Será muito difícil aos jornalistas da nossa praça manterem uma postura profissional isenta, imparcial? Eu compreendo que, por vezes, os jornalistas, na condução de entrevistas têm, por vezes, de acautelar a tentativa do entrevistado ou dos convidados de nos fazer passar por parvos. No entanto, ultrapassam, demasiadas vezes, o que a deontologia profissional obriga, e que passa por uma postura, na condução do programa/entrevista, imparcial. 
Dois exemplos:
Sócrates, para estes jornalistas, não tem razão no que defende e quer, simplesmente, não ir a julgamento. Por isso, deve ser alvo de chacota pública, que eles próprios impulsionam.

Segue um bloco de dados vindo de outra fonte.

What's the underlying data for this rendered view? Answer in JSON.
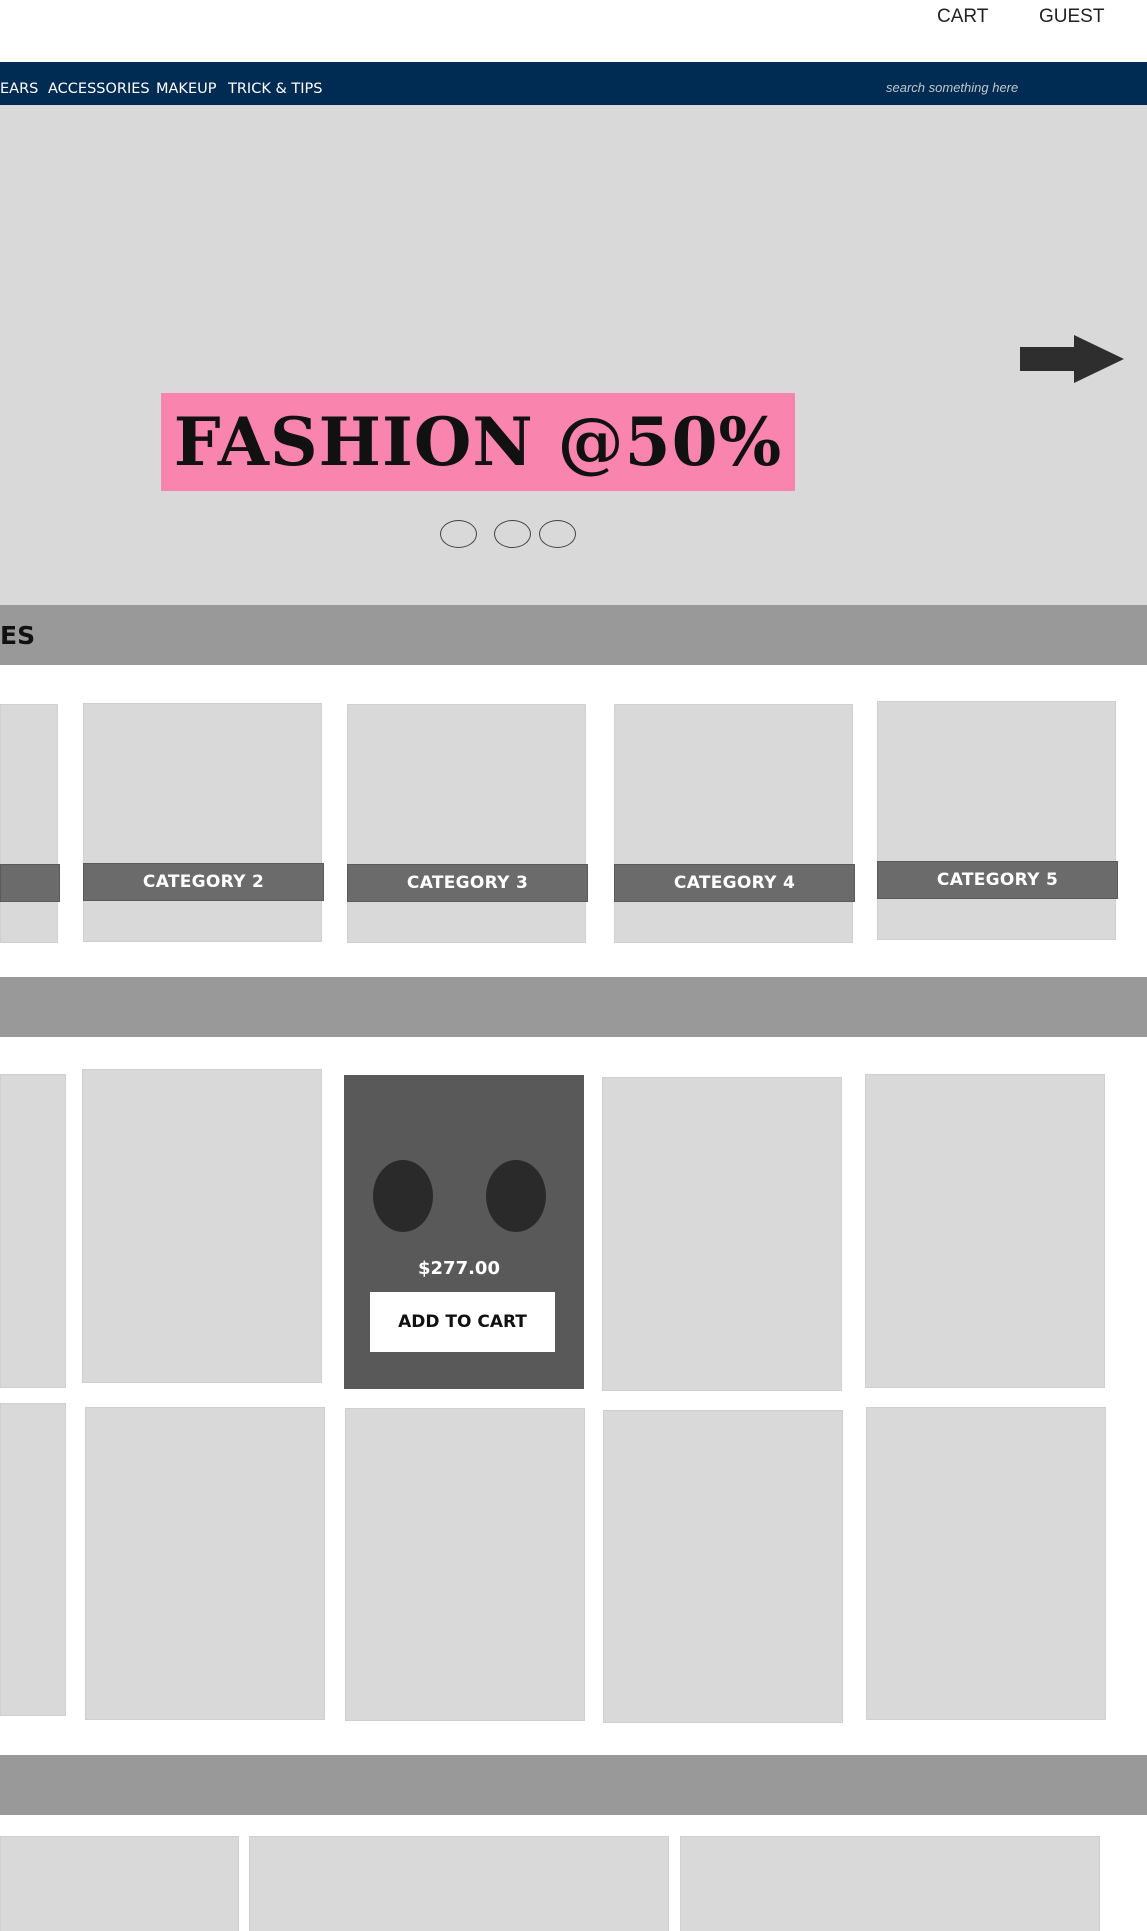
{
  "header": {
    "cart_label": "CART",
    "guest_label": "GUEST"
  },
  "nav": {
    "items": [
      "EARS",
      "ACCESSORIES",
      "MAKEUP",
      "TRICK & TIPS"
    ],
    "search_placeholder": "search something here"
  },
  "hero": {
    "promo_text": "FASHION @50%",
    "next_icon": "arrow-right-icon",
    "slide_count": 3
  },
  "categories": {
    "section_title": "ES",
    "items": [
      {
        "label": ""
      },
      {
        "label": "CATEGORY 2"
      },
      {
        "label": "CATEGORY 3"
      },
      {
        "label": "CATEGORY 4"
      },
      {
        "label": "CATEGORY 5"
      }
    ]
  },
  "products": {
    "featured": {
      "price": "$277.00",
      "add_to_cart_label": "ADD TO CART"
    }
  },
  "colors": {
    "navbar": "#002b52",
    "promo": "#f984ad",
    "section_bar": "#999999",
    "placeholder": "#d9d9d9",
    "category_label": "#6b6b6b",
    "featured_card": "#595959"
  }
}
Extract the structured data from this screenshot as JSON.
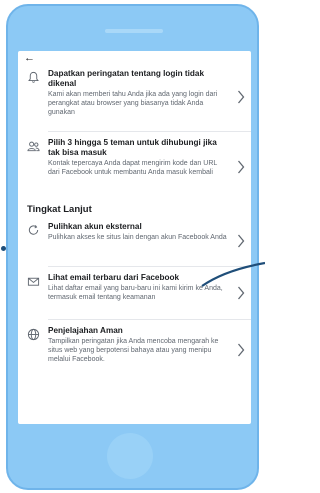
{
  "header": {
    "back_icon": "arrow-left-icon"
  },
  "items_top": [
    {
      "icon": "bell-icon",
      "title": "Dapatkan peringatan tentang login tidak dikenal",
      "desc": "Kami akan memberi tahu Anda jika ada yang login dari perangkat atau browser yang biasanya tidak Anda gunakan"
    },
    {
      "icon": "friends-icon",
      "title": "Pilih 3 hingga 5 teman untuk dihubungi jika tak bisa masuk",
      "desc": "Kontak tepercaya Anda dapat mengirim kode dan URL dari Facebook untuk membantu Anda masuk kembali"
    }
  ],
  "section": {
    "title": "Tingkat Lanjut"
  },
  "items_adv": [
    {
      "icon": "refresh-icon",
      "title": "Pulihkan akun eksternal",
      "desc": "Pulihkan akses ke situs lain dengan akun Facebook Anda"
    },
    {
      "icon": "email-icon",
      "title": "Lihat email terbaru dari Facebook",
      "desc": "Lihat daftar email yang baru-baru ini kami kirim ke Anda, termasuk email tentang keamanan"
    },
    {
      "icon": "globe-icon",
      "title": "Penjelajahan Aman",
      "desc": "Tampilkan peringatan jika Anda mencoba mengarah ke situs web yang berpotensi bahaya atau yang menipu melalui Facebook."
    }
  ],
  "colors": {
    "frame": "#8cc9f5",
    "accent_line": "#1f4e79"
  }
}
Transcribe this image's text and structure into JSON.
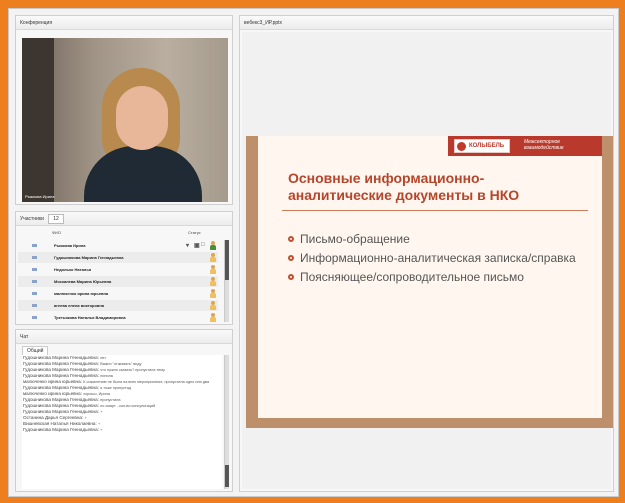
{
  "conference": {
    "title": "Конференция",
    "video_name": "Рыжкова Ирина"
  },
  "participants": {
    "title": "Участники",
    "count": "12",
    "col_name": "ФИО",
    "col_status": "Статус",
    "rows": [
      "Рыжкова Ирина",
      "Гудошникова Марина Геннадьевна",
      "Недолько Наталья",
      "Москалева Марина Юрьевна",
      "малюченко ирина юрьевна",
      "агеева елена викторовна",
      "Третьякова Наталья Владимировна"
    ]
  },
  "chat": {
    "title": "Чат",
    "tab": "Общий",
    "messages": [
      {
        "who": "Гудошникова Марина Геннадьевна:",
        "text": "нет"
      },
      {
        "who": "Гудошникова Марина Геннадьевна:",
        "text": "Важно \"отжимать\" виду"
      },
      {
        "who": "Гудошникова Марина Геннадьевна:",
        "text": "что нужно сказать? пропустила тему"
      },
      {
        "who": "Гудошникова Марина Геннадьевна:",
        "text": "понила"
      },
      {
        "who": "малюченко ирина юрьевна:",
        "text": "К сожалению не была на всех мероприятиях, пропустила одно или два"
      },
      {
        "who": "Гудошникова Марина Геннадьевна:",
        "text": "я тоже пропустид"
      },
      {
        "who": "малюченко ирина юрьевна:",
        "text": "хорошо, Ирина"
      },
      {
        "who": "Гудошникова Марина Геннадьевна:",
        "text": "пропустила"
      },
      {
        "who": "Гудошникова Марина Геннадьевна:",
        "text": "по смарт - кол-во консультаций"
      },
      {
        "who": "Гудошникова Марина Геннадьевна:",
        "text": "+"
      },
      {
        "who": "Останина Дарья Сергеевна:",
        "text": "+"
      },
      {
        "who": "Вишневская Наталья Николаевна:",
        "text": "+"
      },
      {
        "who": "Гудошникова Марина Геннадьевна:",
        "text": "+"
      }
    ]
  },
  "presentation": {
    "title": "вебекс3_ИР.pptx",
    "logo_name": "КОЛЫБЕЛЬ",
    "logo_tagline_1": "Межсекторное",
    "logo_tagline_2": "взаимодействие",
    "slide_title": "Основные информационно-аналитические документы в НКО",
    "bullets": [
      "Письмо-обращение",
      "Информационно-аналитическая записка/справка",
      "Поясняющее/сопроводительное письмо"
    ]
  },
  "colors": {
    "accent_orange": "#ee7f1e",
    "slide_accent": "#b5452b",
    "logo_red": "#b93a2c"
  }
}
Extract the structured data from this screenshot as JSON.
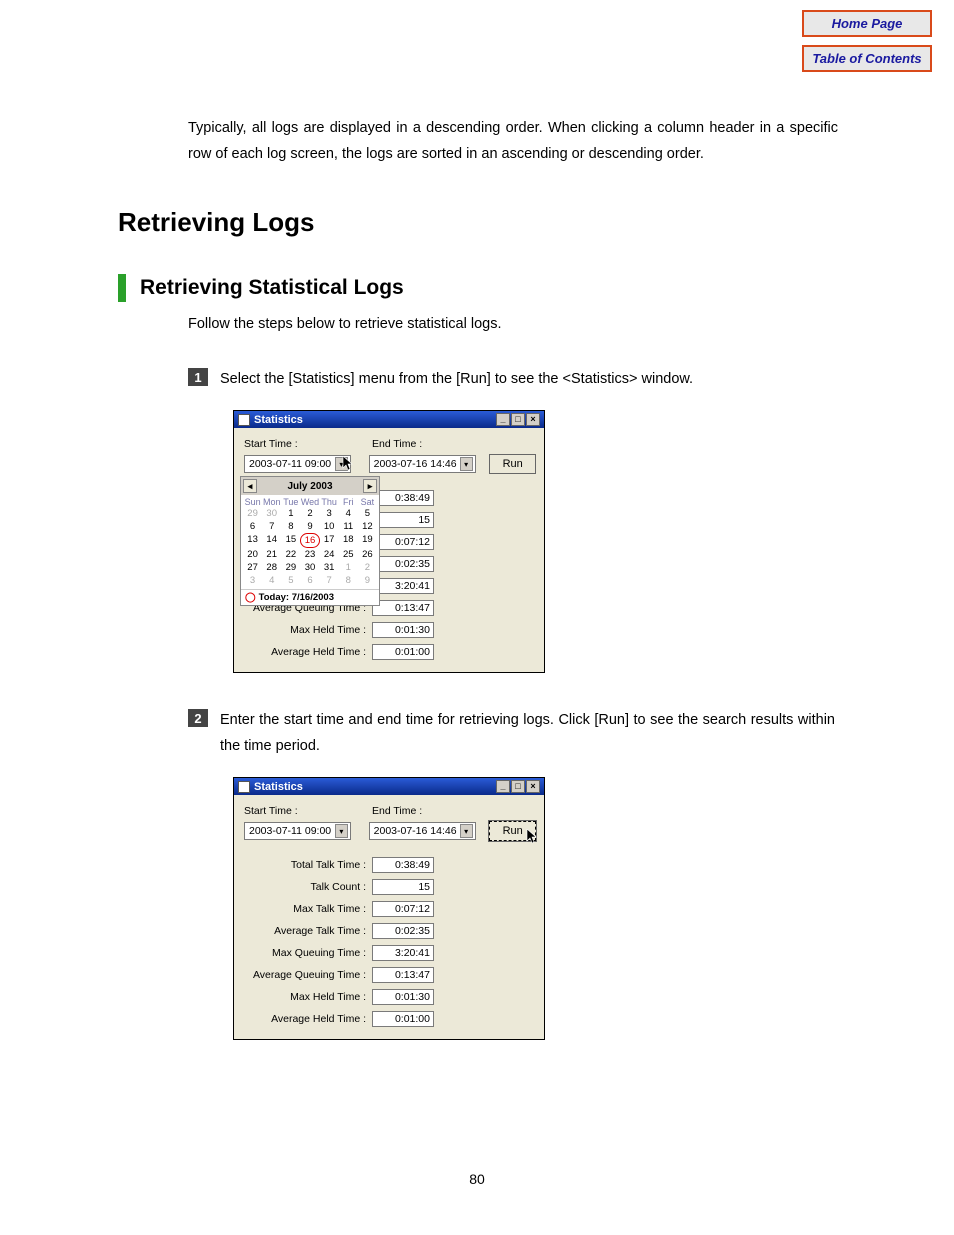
{
  "nav": {
    "home": "Home Page",
    "toc": "Table of Contents"
  },
  "intro": "Typically, all logs are displayed in a descending order. When clicking a column header in a specific row of each log screen, the logs are sorted in an ascending or descending order.",
  "h1": "Retrieving Logs",
  "h2": "Retrieving Statistical Logs",
  "follow": "Follow the steps below to retrieve statistical logs.",
  "steps": {
    "s1": {
      "num": "1",
      "text": "Select the [Statistics] menu from the [Run] to see the <Statistics> window."
    },
    "s2": {
      "num": "2",
      "text": "Enter the start time and end time for retrieving logs. Click [Run] to see the search results within the time period."
    }
  },
  "win": {
    "title": "Statistics",
    "start_label": "Start Time :",
    "end_label": "End Time :",
    "start_val": "2003-07-11 09:00",
    "end_val": "2003-07-16 14:46",
    "run": "Run",
    "rows": {
      "total_talk": {
        "label": "Total Talk Time :",
        "val": "0:38:49"
      },
      "talk_count": {
        "label": "Talk Count :",
        "val": "15"
      },
      "max_talk": {
        "label": "Max Talk Time :",
        "val": "0:07:12"
      },
      "avg_talk": {
        "label": "Average Talk Time :",
        "val": "0:02:35"
      },
      "max_queue": {
        "label": "Max Queuing Time :",
        "val": "3:20:41"
      },
      "avg_queue": {
        "label": "Average Queuing Time :",
        "val": "0:13:47"
      },
      "max_held": {
        "label": "Max Held Time :",
        "val": "0:01:30"
      },
      "avg_held": {
        "label": "Average Held Time :",
        "val": "0:01:00"
      }
    }
  },
  "cal": {
    "title": "July 2003",
    "days": [
      "Sun",
      "Mon",
      "Tue",
      "Wed",
      "Thu",
      "Fri",
      "Sat"
    ],
    "grid": [
      [
        "29",
        "30",
        "1",
        "2",
        "3",
        "4",
        "5"
      ],
      [
        "6",
        "7",
        "8",
        "9",
        "10",
        "11",
        "12"
      ],
      [
        "13",
        "14",
        "15",
        "16",
        "17",
        "18",
        "19"
      ],
      [
        "20",
        "21",
        "22",
        "23",
        "24",
        "25",
        "26"
      ],
      [
        "27",
        "28",
        "29",
        "30",
        "31",
        "1",
        "2"
      ],
      [
        "3",
        "4",
        "5",
        "6",
        "7",
        "8",
        "9"
      ]
    ],
    "dim_first": 2,
    "dim_last_start": [
      4,
      5
    ],
    "today": "Today: 7/16/2003",
    "selected": "16"
  },
  "page_num": "80"
}
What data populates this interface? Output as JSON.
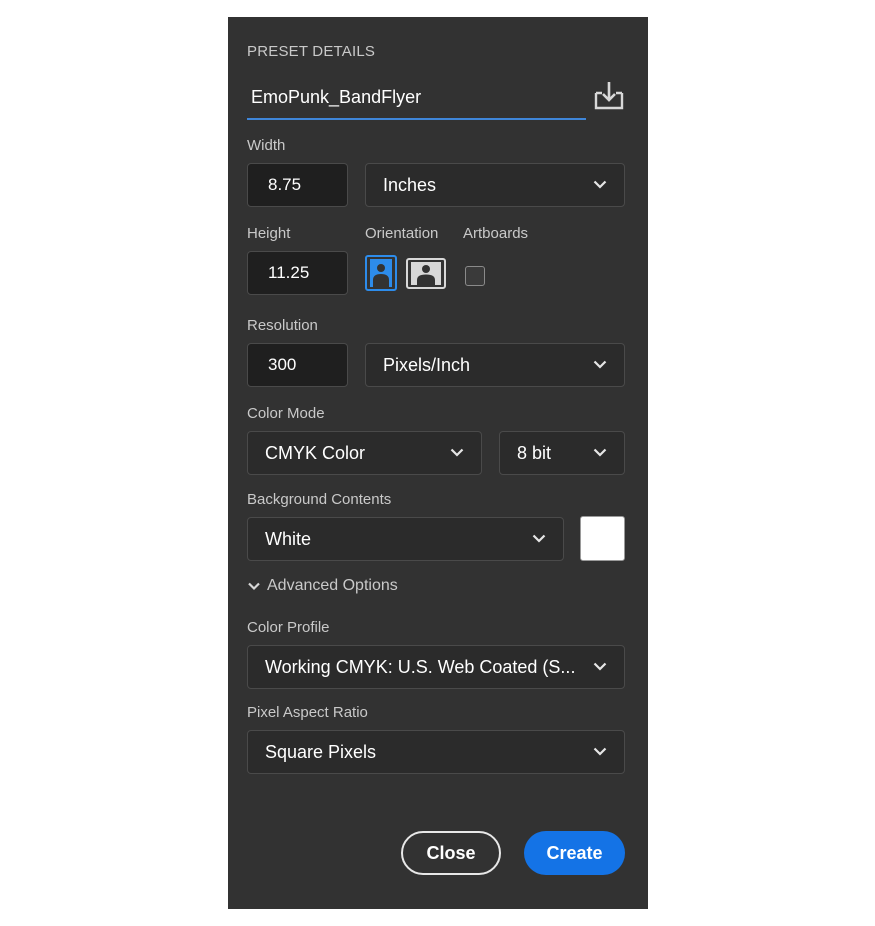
{
  "preset": {
    "section_title": "PRESET DETAILS",
    "name": "EmoPunk_BandFlyer",
    "save_icon": "save-preset-icon"
  },
  "width": {
    "label": "Width",
    "value": "8.75",
    "unit": "Inches"
  },
  "height": {
    "label": "Height",
    "value": "11.25"
  },
  "orientation": {
    "label": "Orientation",
    "selected": "portrait"
  },
  "artboards": {
    "label": "Artboards",
    "checked": false
  },
  "resolution": {
    "label": "Resolution",
    "value": "300",
    "unit": "Pixels/Inch"
  },
  "color_mode": {
    "label": "Color Mode",
    "mode": "CMYK Color",
    "depth": "8 bit"
  },
  "background": {
    "label": "Background Contents",
    "value": "White",
    "swatch_color": "#ffffff"
  },
  "advanced": {
    "label": "Advanced Options"
  },
  "color_profile": {
    "label": "Color Profile",
    "value": "Working CMYK: U.S. Web Coated (S..."
  },
  "pixel_aspect": {
    "label": "Pixel Aspect Ratio",
    "value": "Square Pixels"
  },
  "buttons": {
    "close": "Close",
    "create": "Create"
  },
  "colors": {
    "panel_bg": "#323232",
    "accent": "#1473e6",
    "selected_orientation": "#2d8ceb",
    "text": "#ffffff",
    "label": "#c9c9c9"
  }
}
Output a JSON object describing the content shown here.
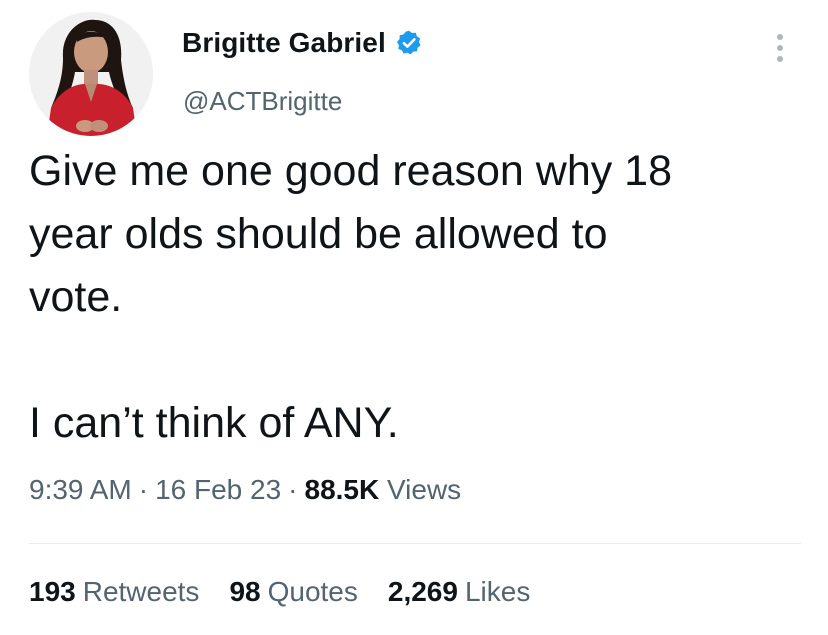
{
  "author": {
    "display_name": "Brigitte Gabriel",
    "handle": "@ACTBrigitte",
    "verified_icon": "verified-badge-icon",
    "verified_color": "#1d9bf0"
  },
  "tweet": {
    "lines": [
      "Give me one good reason why 18",
      "year olds should be allowed to",
      "vote.",
      "I can’t think of ANY."
    ],
    "time": "9:39 AM",
    "date": "16 Feb 23",
    "views_count": "88.5K",
    "views_label": "Views"
  },
  "separator": "·",
  "stats": {
    "retweets": {
      "count": "193",
      "label": "Retweets"
    },
    "quotes": {
      "count": "98",
      "label": "Quotes"
    },
    "likes": {
      "count": "2,269",
      "label": "Likes"
    }
  },
  "colors": {
    "text": "#0f1419",
    "secondary": "#536471",
    "divider": "#e6ecf0"
  }
}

No mesmo sentido, os argumentos apresentados pela Federação Russa não merecem sequer ser motivo de análise e ai de quem, nas televisões, tenta fazê-lo: é, muitas vezes, ridicularizado. Pelo contrário, a outra parte da contenda, os que sempre tiveram uma postura pró -ucraniana, não merecem qualquer oscilação argumentativa.
Falta, sem qualquer dúvida, uma autorreflexão ou até mesmo formação (não andamos todos a defender a formação ao longo da vida?!...) por parte dos departamentos de formação destes grupos empresariais.